Joe exhaled sharply through his nose, a quiet scoff he dared not voice. In this room, no one would challenge the official truth.
"Historical records confirm," the lecturer continued, "that after the Great Separation, the Dome alone carried the torch of civilization. We secured survival. We managed resources. We preserved order. Those who remained outside chose—" the word lingered with disdain "—the path of degradation."
Or they were simply abandoned, Joe thought. Left to die.
He remembered the whispered tales passed down by the elders. When the Dome had sealed itself, millions had remained beyond its walls. Some perished. Others endured. They adapted, scavenged, built anew. The Dome called them savages, barbarians. Now they bore a name spat like a curse—Outerdome people.
"Studies show," the lecturer declared, as if reciting scripture, "that the intelligence of Outerdome populations falls below Dome averages. Their speech is crude, their customs steeped in superstition, their every instinct bent in fear of technology."
On the screen, a procession of grainy images flickered—shabby settlements, smoky bonfires, men and women clothed in rags. Their eyes, dark and unblinking, stared directly into the camera lens.
Joe shifted in his seat. Or perhaps they're simply different.
"This is why all contact is strictly regulated," the lecturer concluded. "Any interaction must proceed through official channels. We cannot allow their primitive notions to contaminate our culture."
Joe leaned forward, the thought striking sharper than he intended. Or is it that our ideas must not contaminate theirs?
He held the question in silence. In the Dome, the wrong question was often punished more severely than any wrong answer.
"Now," the lecturer continued, his tone shifting with deliberate gravity, "let us speak of the so-called Outerdome clans. After the Great Separation and the collapse of central authority, they fractured into tribes—alliances forged not by reason, but by blood, tradition, and brute power. Some of these clans, make no mistake, pose a very real danger."
The projection flickered, replacing images of ragged settlements with emblems, half-forgotten sigils, and the faded contours of ancient maps.
"The Ootsoro Clan," the lecturer declared, his voice lowering as though the very name demanded solemnity. "An ancient lineage, claiming their knowledge reaches back to the earliest days of the Dome itself. They are dangerous because they hoard fragments of pre-Dome technology. Their leaders are zealots—fanatics convinced that the Dome must fall and its treasures be scattered among the so-called true people."
The screen shifted again.
"The Sevar Clan. Perhaps the most enigmatic of all. They seldom engage in open conflict, yet their traces surface in the most unexpected corners of the world. Rumors persist that their influence seeps even into the Dome itself. Their ultimate designs remain obscure, but their mastery of hidden routes, forgotten passes, and buried knowledge renders them a constant and insidious threat."

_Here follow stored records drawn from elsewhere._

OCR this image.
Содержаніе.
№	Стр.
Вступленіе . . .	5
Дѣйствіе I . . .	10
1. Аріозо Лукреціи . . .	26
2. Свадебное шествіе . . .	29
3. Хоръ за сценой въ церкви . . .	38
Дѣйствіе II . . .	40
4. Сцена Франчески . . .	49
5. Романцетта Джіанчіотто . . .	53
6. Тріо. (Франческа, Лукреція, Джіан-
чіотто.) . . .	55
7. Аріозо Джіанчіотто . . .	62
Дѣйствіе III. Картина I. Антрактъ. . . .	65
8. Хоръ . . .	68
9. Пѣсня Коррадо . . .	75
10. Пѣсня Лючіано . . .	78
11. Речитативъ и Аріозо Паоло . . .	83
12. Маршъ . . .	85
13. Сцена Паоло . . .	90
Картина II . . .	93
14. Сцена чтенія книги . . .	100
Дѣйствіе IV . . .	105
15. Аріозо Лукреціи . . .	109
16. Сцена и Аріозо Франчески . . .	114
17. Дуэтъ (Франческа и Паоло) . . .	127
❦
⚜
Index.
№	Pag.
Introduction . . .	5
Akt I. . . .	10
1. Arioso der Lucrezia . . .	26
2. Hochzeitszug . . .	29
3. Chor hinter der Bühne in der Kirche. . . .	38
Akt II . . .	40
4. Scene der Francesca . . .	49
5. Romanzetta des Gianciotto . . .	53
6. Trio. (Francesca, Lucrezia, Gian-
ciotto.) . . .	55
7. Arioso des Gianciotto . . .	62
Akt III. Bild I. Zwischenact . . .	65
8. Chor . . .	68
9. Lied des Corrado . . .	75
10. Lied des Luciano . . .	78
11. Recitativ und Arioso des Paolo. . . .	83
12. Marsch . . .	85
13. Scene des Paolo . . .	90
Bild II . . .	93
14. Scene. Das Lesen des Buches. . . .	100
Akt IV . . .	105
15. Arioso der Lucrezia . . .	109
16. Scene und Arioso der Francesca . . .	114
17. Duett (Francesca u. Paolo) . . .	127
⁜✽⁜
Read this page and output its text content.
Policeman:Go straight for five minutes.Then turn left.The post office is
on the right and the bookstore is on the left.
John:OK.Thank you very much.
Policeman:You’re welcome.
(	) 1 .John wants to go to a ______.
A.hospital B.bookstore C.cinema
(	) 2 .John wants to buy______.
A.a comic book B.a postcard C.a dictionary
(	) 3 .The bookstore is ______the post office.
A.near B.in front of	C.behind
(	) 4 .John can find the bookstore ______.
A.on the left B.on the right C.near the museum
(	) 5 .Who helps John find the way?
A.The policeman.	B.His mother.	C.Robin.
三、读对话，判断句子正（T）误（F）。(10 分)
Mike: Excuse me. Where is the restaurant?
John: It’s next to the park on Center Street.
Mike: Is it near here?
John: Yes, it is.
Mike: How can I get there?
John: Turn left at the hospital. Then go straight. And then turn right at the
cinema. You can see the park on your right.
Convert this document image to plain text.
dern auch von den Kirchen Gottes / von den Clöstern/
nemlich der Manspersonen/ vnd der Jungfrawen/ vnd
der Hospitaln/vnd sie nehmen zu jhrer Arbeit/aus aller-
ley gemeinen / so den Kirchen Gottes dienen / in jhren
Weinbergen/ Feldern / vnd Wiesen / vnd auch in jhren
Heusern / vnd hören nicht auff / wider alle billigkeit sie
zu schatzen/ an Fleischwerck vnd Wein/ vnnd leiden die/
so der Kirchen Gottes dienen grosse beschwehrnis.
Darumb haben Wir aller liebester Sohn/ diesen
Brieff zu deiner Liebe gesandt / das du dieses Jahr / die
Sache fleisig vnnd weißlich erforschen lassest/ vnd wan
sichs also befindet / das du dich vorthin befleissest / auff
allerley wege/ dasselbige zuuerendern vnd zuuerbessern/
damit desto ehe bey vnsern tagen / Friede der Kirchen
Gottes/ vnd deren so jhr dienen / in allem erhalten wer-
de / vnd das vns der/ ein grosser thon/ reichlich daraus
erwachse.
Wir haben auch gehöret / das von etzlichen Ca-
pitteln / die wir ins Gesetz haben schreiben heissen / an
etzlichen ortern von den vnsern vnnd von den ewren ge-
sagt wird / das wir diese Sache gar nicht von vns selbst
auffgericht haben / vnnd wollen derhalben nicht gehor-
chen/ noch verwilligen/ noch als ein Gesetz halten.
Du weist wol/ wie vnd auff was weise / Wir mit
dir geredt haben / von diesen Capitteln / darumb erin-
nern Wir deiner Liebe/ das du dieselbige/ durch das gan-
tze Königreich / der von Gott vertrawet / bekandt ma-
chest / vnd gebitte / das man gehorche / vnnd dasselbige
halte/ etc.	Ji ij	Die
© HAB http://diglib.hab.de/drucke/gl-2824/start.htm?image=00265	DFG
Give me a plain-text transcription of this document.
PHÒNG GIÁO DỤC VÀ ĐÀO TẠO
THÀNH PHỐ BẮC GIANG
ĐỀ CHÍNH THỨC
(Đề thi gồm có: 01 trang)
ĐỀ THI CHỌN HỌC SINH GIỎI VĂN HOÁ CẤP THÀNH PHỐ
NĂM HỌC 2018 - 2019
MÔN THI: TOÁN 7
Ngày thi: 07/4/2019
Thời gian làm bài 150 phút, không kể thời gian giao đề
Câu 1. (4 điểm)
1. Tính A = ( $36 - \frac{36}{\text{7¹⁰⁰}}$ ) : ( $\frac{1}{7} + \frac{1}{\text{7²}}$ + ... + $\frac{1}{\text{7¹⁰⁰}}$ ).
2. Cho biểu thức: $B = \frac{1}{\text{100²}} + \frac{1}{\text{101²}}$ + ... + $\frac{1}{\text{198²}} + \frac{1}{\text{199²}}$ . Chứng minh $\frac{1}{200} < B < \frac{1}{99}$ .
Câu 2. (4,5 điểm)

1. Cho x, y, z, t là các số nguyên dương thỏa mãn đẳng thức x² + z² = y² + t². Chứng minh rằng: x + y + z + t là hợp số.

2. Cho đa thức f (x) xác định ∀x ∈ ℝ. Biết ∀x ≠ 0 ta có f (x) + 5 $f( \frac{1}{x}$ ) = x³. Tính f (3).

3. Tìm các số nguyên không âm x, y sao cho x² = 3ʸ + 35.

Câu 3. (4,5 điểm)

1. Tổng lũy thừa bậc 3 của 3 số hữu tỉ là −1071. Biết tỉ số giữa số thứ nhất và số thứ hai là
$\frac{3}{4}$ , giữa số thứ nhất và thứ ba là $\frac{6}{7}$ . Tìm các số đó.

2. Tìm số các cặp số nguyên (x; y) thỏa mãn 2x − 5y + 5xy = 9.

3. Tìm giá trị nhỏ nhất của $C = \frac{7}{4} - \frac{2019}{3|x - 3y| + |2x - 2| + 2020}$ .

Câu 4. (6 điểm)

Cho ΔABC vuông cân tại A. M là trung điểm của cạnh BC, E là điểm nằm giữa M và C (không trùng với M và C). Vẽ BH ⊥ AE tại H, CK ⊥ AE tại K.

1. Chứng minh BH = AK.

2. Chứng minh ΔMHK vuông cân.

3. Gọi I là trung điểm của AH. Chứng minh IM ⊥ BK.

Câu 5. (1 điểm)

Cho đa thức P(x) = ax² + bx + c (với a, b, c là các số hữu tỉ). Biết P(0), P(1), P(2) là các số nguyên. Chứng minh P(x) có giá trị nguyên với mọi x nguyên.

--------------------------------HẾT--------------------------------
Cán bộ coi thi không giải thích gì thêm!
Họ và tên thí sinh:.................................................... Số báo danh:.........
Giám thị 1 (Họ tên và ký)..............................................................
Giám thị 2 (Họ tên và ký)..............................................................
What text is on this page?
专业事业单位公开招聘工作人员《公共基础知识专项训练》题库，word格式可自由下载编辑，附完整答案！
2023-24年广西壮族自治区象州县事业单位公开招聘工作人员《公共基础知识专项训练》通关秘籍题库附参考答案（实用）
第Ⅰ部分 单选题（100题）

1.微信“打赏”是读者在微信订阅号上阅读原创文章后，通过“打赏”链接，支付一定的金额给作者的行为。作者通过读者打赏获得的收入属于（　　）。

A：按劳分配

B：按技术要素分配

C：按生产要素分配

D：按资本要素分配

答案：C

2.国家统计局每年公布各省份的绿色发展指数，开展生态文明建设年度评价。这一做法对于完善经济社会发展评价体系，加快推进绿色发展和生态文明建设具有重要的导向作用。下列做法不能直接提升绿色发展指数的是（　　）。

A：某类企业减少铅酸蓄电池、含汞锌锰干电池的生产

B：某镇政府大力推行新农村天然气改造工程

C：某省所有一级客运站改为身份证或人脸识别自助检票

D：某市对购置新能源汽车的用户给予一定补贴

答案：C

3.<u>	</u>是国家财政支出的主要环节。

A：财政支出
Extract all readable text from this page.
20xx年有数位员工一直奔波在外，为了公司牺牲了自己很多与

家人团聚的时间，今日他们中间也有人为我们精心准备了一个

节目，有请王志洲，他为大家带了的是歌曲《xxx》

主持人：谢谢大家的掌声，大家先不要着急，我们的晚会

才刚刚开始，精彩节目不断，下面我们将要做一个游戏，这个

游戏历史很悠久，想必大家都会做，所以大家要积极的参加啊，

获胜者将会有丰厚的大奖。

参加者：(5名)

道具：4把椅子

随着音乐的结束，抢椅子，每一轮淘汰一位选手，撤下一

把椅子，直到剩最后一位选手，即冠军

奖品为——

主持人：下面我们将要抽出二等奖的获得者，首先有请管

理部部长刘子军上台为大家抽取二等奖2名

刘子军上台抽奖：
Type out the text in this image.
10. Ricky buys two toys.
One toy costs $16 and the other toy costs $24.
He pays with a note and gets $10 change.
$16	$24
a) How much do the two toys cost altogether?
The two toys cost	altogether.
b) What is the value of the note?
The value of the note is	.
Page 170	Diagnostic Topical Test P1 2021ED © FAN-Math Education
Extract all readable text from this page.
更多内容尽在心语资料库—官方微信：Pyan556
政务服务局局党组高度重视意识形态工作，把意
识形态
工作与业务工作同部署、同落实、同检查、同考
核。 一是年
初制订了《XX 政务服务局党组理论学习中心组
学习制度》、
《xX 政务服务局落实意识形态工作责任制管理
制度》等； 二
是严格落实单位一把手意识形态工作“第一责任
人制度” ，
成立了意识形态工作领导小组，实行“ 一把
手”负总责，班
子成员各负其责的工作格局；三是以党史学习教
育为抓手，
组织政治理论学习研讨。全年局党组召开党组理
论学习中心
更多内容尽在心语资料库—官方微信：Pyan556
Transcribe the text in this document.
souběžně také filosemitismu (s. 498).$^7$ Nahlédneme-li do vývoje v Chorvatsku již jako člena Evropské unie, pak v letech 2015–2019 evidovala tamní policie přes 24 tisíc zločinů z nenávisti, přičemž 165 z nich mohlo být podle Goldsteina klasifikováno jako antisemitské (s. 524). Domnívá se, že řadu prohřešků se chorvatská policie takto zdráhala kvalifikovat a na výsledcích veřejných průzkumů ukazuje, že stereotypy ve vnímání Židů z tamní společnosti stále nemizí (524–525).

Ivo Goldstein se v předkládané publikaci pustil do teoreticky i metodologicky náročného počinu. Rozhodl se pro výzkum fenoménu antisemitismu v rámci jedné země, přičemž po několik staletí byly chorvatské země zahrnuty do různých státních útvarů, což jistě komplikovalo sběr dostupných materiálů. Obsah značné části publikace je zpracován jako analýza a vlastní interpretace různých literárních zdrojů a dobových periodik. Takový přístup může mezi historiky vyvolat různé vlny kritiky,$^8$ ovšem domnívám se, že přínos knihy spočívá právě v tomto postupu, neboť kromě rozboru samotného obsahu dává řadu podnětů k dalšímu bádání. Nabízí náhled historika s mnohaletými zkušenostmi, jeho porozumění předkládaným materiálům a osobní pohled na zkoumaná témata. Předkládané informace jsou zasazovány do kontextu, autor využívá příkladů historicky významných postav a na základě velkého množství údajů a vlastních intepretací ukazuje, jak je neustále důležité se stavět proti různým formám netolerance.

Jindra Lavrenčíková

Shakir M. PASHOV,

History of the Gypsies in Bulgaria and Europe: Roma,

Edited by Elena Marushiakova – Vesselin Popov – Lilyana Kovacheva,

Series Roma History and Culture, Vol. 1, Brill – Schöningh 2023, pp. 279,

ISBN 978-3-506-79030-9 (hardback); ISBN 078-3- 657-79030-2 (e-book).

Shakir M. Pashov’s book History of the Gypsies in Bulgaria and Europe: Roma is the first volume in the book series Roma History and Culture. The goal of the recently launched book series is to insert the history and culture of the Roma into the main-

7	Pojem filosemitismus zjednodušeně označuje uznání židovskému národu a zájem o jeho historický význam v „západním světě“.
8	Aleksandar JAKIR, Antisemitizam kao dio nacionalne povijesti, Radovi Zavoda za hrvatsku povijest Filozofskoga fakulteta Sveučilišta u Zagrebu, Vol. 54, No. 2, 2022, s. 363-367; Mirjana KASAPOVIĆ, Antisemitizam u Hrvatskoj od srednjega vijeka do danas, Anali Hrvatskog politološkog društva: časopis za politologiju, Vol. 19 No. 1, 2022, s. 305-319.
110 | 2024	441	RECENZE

Joe's brow furrowed. That name again—Sevar. It had surfaced before, in classified dossiers he was never supposed to see, and in half-whispered reports passed between officers. It drifted like smoke through the cracks of official silence.
"And finally, the Fulchiva Clan," the lecturer intoned with open disdain. "The least disciplined, yet by far the most numerous. They exist in a state of perpetual conflict, warring endlessly over scraps of land and dwindling resources. They can scarcely be called a clan at all—more a rabble of factions united by only one conviction: their hatred of the Dome. Their disarray offers them no vision, no future—yet their chaos itself is a weapon, unpredictable and destructive."
The images froze on the screen, a grim mosaic of banners, faces, and ruins. The lecture hall sat in silence, the weight of propaganda pressing down like a stone.
Joe did not move. But in his mind, the question formed all the same:
Are they a threat because of what they are—or because of what we've made them?
...
Joe knew as well as anyone that the Ootsoro and Fulchiva clans had been fighting each other for a long time. The Fulchiva clan is more active in tradition, while the Ootsoro clan is active in the long-term integration of its clan.
He could name the leaders among the Fulchiva clan by name, but he doesn't even know the leaders of the Ootsoro clan.
There are other clans. Sevar, Argent, Hugo, but now K. L. has announced that he will create his own clan and turn the Gor system around. The clan of K. L. And his sons. At the moment, he has a three-year-old son and newborn twins who are about a month old or less.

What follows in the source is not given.